Still, when we stray onto the subject of colonial monuments, statues and the like, his view is firm, if delivered in the mildest of tones. “We should just get rid of anything that has any connection with colonial history,” he says. And he means everything: museums should return looted objects to their countries of origin; statues of slavers should be struck down; plaques – like the contentious one commemorating the imperialist Cecil Rhodes at Oxford’s Oriel college, recently granted listed status by the (now outgoing) culture secretary Nadine Dorries – should be removed.
“Oh yeah, yeah, yeah, let’s get rid of it all,” he says. “I doubt anyone is inspired by statues. But I do believe people see harm and connotations of colonisation in them.”
Though wildly different, his plays share a DNA, including undertones of suspense and elements of the supernatural. “I love exploring families and the battle between Western and West African views, Nigerian ones specifically,” he says. “I also love playing around with genre, blending things together like thriller, elements of horror or magic realism. If I’m writing I want it to be fun for myself and once it leaves me I want it to be entertaining for an audience, and not like I’m throwing a message at you.”
Baruwa-Etti was born in Woolwich and moved to Stratford aged 11, where he still lives with his mother, a former IT consultant, and a selection of siblings. His father lived in Nigeria and their primary contact was by phone until Parkinson’s Disease prevented him speaking (an experience explored in Half Empty Glasses); he died when Dipo was 18. “My dad had eight children, my mom has five and three of us overlap,” he says. His childhood was “very, very peaceful: we played out, went to school, did our work”.
Both his primary school in Beckton and secondary in East Ham were very ethnically mixed and he never suffered overt racism (covert racism, he suggests, might be another matter).
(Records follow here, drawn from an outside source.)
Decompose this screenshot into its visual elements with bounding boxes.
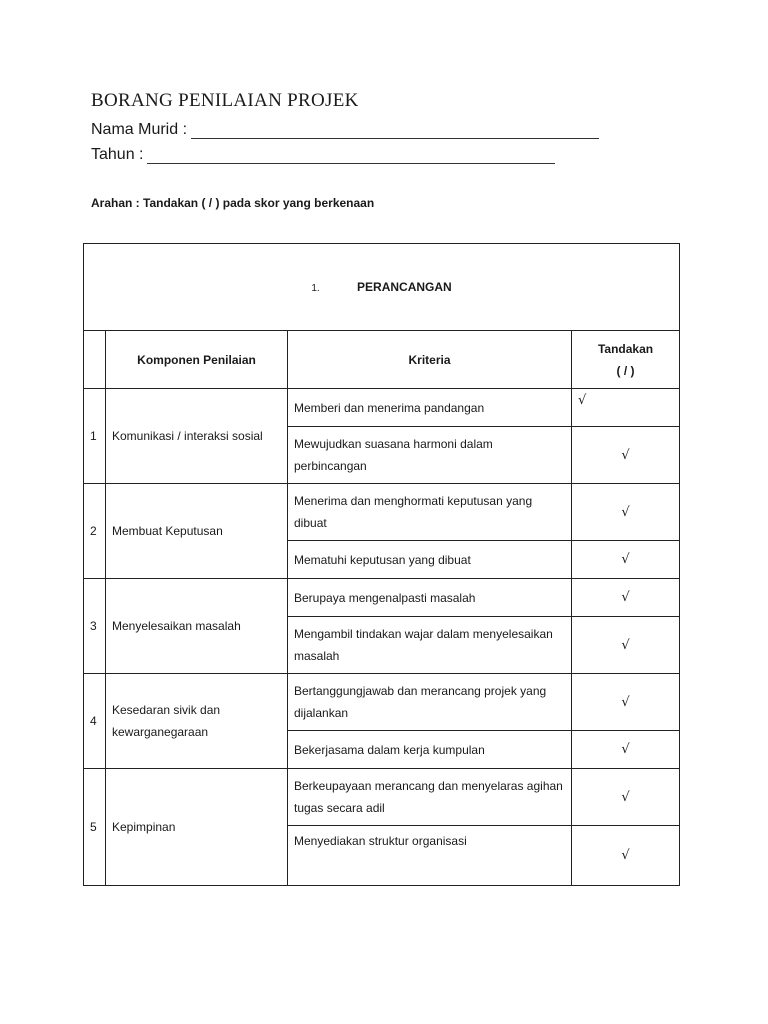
criteria-cell: Berkeupayaan merancang dan menyelaras agihan tugas secara adil [288, 769, 572, 826]
component-cell: Kepimpinan [106, 769, 288, 886]
table-row [84, 484, 680, 541]
component-cell: Membuat Keputusan [106, 484, 288, 579]
header-number-cell [84, 331, 106, 389]
row-number: 4 [84, 674, 106, 769]
student-name-blank[interactable] [191, 123, 599, 139]
header-mark-symbol: ( / ) [616, 363, 635, 378]
header-component: Komponen Penilaian [106, 331, 288, 389]
row-number: 2 [84, 484, 106, 579]
table-row [84, 389, 680, 427]
check-mark[interactable]: √ [572, 389, 680, 427]
row-number: 3 [84, 579, 106, 674]
criteria-cell: Mematuhi keputusan yang dibuat [288, 541, 572, 579]
criteria-cell: Mewujudkan suasana harmoni dalam perbincangan [288, 427, 572, 484]
criteria-cell: Mengambil tindakan wajar dalam menyelesaikan masalah [288, 617, 572, 674]
section-number: 1. [311, 283, 320, 294]
table-row [84, 579, 680, 617]
section-name: PERANCANGAN [357, 280, 452, 294]
row-number: 5 [84, 769, 106, 886]
table-row [84, 674, 680, 731]
header-criteria: Kriteria [288, 331, 572, 389]
component-cell: Menyelesaikan masalah [106, 579, 288, 674]
table-row [84, 769, 680, 826]
header-mark-label: Tandakan [597, 341, 654, 356]
instruction-text: Arahan : Tandakan ( / ) pada skor yang berkenaan [91, 196, 375, 210]
component-cell: Komunikasi / interaksi sosial [106, 389, 288, 484]
column-header-row [84, 331, 680, 389]
year-label: Tahun : [91, 146, 144, 163]
check-mark[interactable]: √ [572, 731, 680, 769]
check-mark[interactable]: √ [572, 541, 680, 579]
student-name-field [91, 121, 599, 139]
check-mark[interactable]: √ [572, 674, 680, 731]
section-header-row [84, 244, 680, 331]
criteria-cell: Menyediakan struktur organisasi [288, 826, 572, 886]
criteria-cell: Berupaya mengenalpasti masalah [288, 579, 572, 617]
check-mark[interactable]: √ [572, 617, 680, 674]
check-mark[interactable]: √ [572, 769, 680, 826]
row-number: 1 [84, 389, 106, 484]
assessment-table [83, 243, 680, 886]
student-name-label: Nama Murid : [91, 121, 188, 138]
criteria-cell: Bertanggungjawab dan merancang projek yang dijalankan [288, 674, 572, 731]
year-blank[interactable] [147, 148, 555, 164]
component-cell: Kesedaran sivik dan kewarganegaraan [106, 674, 288, 769]
section-header [84, 244, 680, 331]
check-mark[interactable]: √ [572, 826, 680, 886]
header-mark [572, 331, 680, 389]
check-mark[interactable]: √ [572, 579, 680, 617]
criteria-cell: Bekerjasama dalam kerja kumpulan [288, 731, 572, 769]
criteria-cell: Menerima dan menghormati keputusan yang dibuat [288, 484, 572, 541]
check-mark[interactable]: √ [572, 484, 680, 541]
year-field [91, 146, 555, 164]
form-title: BORANG PENILAIAN PROJEK [91, 90, 359, 111]
check-mark[interactable]: √ [572, 427, 680, 484]
criteria-cell: Memberi dan menerima pandangan [288, 389, 572, 427]
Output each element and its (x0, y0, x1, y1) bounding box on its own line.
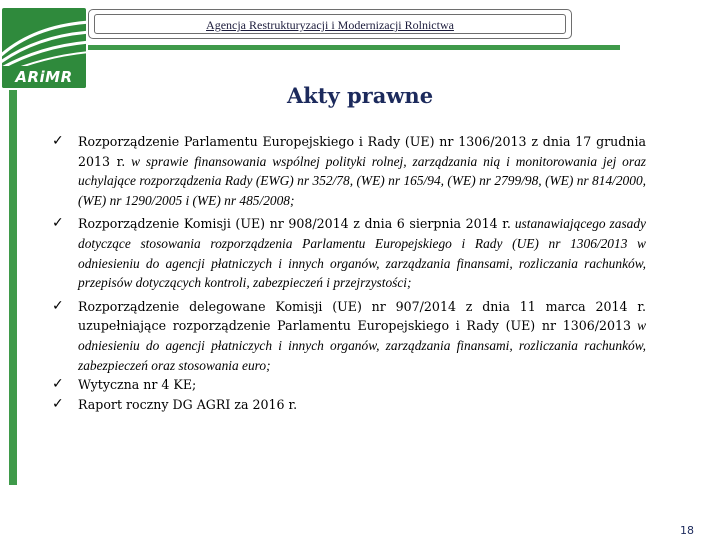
list-item (52, 375, 646, 395)
list-item (52, 214, 646, 292)
page-title: Akty prawne (286, 83, 434, 108)
item-lead: Rozporządzenie Parlamentu Europejskiego i Rady (UE) nr 1306/2013 z dnia 17 grudnia 2013 r. (78, 134, 646, 169)
checkmark-icon: ✓ (52, 376, 64, 393)
page-number: 18 (680, 524, 694, 537)
agency-name: Agencja Restrukturyzacji i Modernizacji Rolnictwa (94, 14, 566, 34)
checkmark-icon: ✓ (52, 215, 64, 232)
item-lead: Raport roczny DG AGRI za 2016 r. (78, 396, 298, 412)
item-lead: Rozporządzenie Komisji (UE) nr 908/2014 z dnia 6 sierpnia 2014 r. (78, 216, 511, 232)
arimr-logo (2, 8, 86, 88)
item-lead: Rozporządzenie delegowane Komisji (UE) nr 907/2014 z dnia 11 marca 2014 r. uzupełniające rozporządzenie Parlamentu Europejskiego i Rady (UE) nr 1306/2013 (78, 298, 646, 334)
logo-text: ARiMR (15, 68, 73, 86)
item-desc: w sprawie finansowania wspólnej polityki rolnej, zarządzania nią i monitorowania jej oraz uchylające rozporządzenia Rady (EWG) nr 352/78, (WE) nr 165/94, (WE) nr 2799/98, (WE) nr 814/2000, (WE) nr 1290/2005 i (WE) nr 485/2008; (78, 153, 646, 208)
list-item (52, 132, 646, 210)
legal-acts-list (52, 132, 646, 414)
checkmark-icon: ✓ (52, 297, 64, 314)
header-divider (88, 45, 620, 50)
item-lead: Wytyczna nr 4 KE; (78, 377, 197, 393)
checkmark-icon: ✓ (52, 395, 64, 412)
side-accent-bar (9, 90, 17, 485)
checkmark-icon: ✓ (52, 133, 64, 149)
item-desc: w odniesieniu do agencji płatniczych i innych organów, zarządzania finansami, rozliczania rachunków, zabezpieczeń oraz stosowania euro; (78, 318, 647, 373)
list-item (52, 395, 646, 415)
list-item (52, 297, 646, 375)
item-desc: ustanawiającego zasady dotyczące stosowania rozporządzenia Parlamentu Europejskiego i Rady (UE) nr 1306/2013 w odniesieniu do agencji płatniczych i innych organów, zarządzania finansami, rozliczania rachunków, przepisów dotyczących kontroli, zabezpieczeń i przejrzystości; (78, 216, 646, 291)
Mental health problems are an abiding theme of his work though he’s had no immediate experience of those, either: “But culturally it comes up a lot, and I think there are probably more people going through mental health issues in the black community than the community acknowledges.” He adds: “I prefer to observe and write rather than experience and write.”
Obsessed with the movies of Paul Thomas Anderson, Nicole Holofcener and Sofia Coppola he wrote “awful” film scripts in his teens and completed a two-year film production course at Ravensbourne College in Greenwich after completing his A-levels. But he’d also been turned on to theatre by volunteering at The Space in Canary Wharf, and in 2015 joined the Royal Court’s Introduction to playwriting course.
His cinematic ambition isn’t dead – his short film, The Last Days, starring Bridgerton star Adjoa Andoh, is on the festival circuit and he’s in demand to develop TV project – but he likes the speed at which theatre happens, and the ability it gives him to “be poetic and play with language and form”.
It doesn’t pay much though, which is one reason people from non-privileged backgrounds are under-represented. Until March this year, Baruwa-Etti churned out his plays in the gaps around full time, hugely-valued but poorly paid arts jobs as a theatre director’s PA and a script reader for the National Theatre. “And the only reason I was able to go fully freelance is that I have family who live in London, so I live at home,” he says.
“Hopefully once this play is open I will be able to explore life more, but since I finished at uni I’ve just been trying to write while working. Every moment I wasn’t working I was writing something and it’s only this year that I’ve managed to really find some downtime for myself,” he says. This, like everything Baruwa-Etti says, is uttered in cheerful, relaxed tones, and he smiles as he adds: “I cannot have every minute be about the writing.”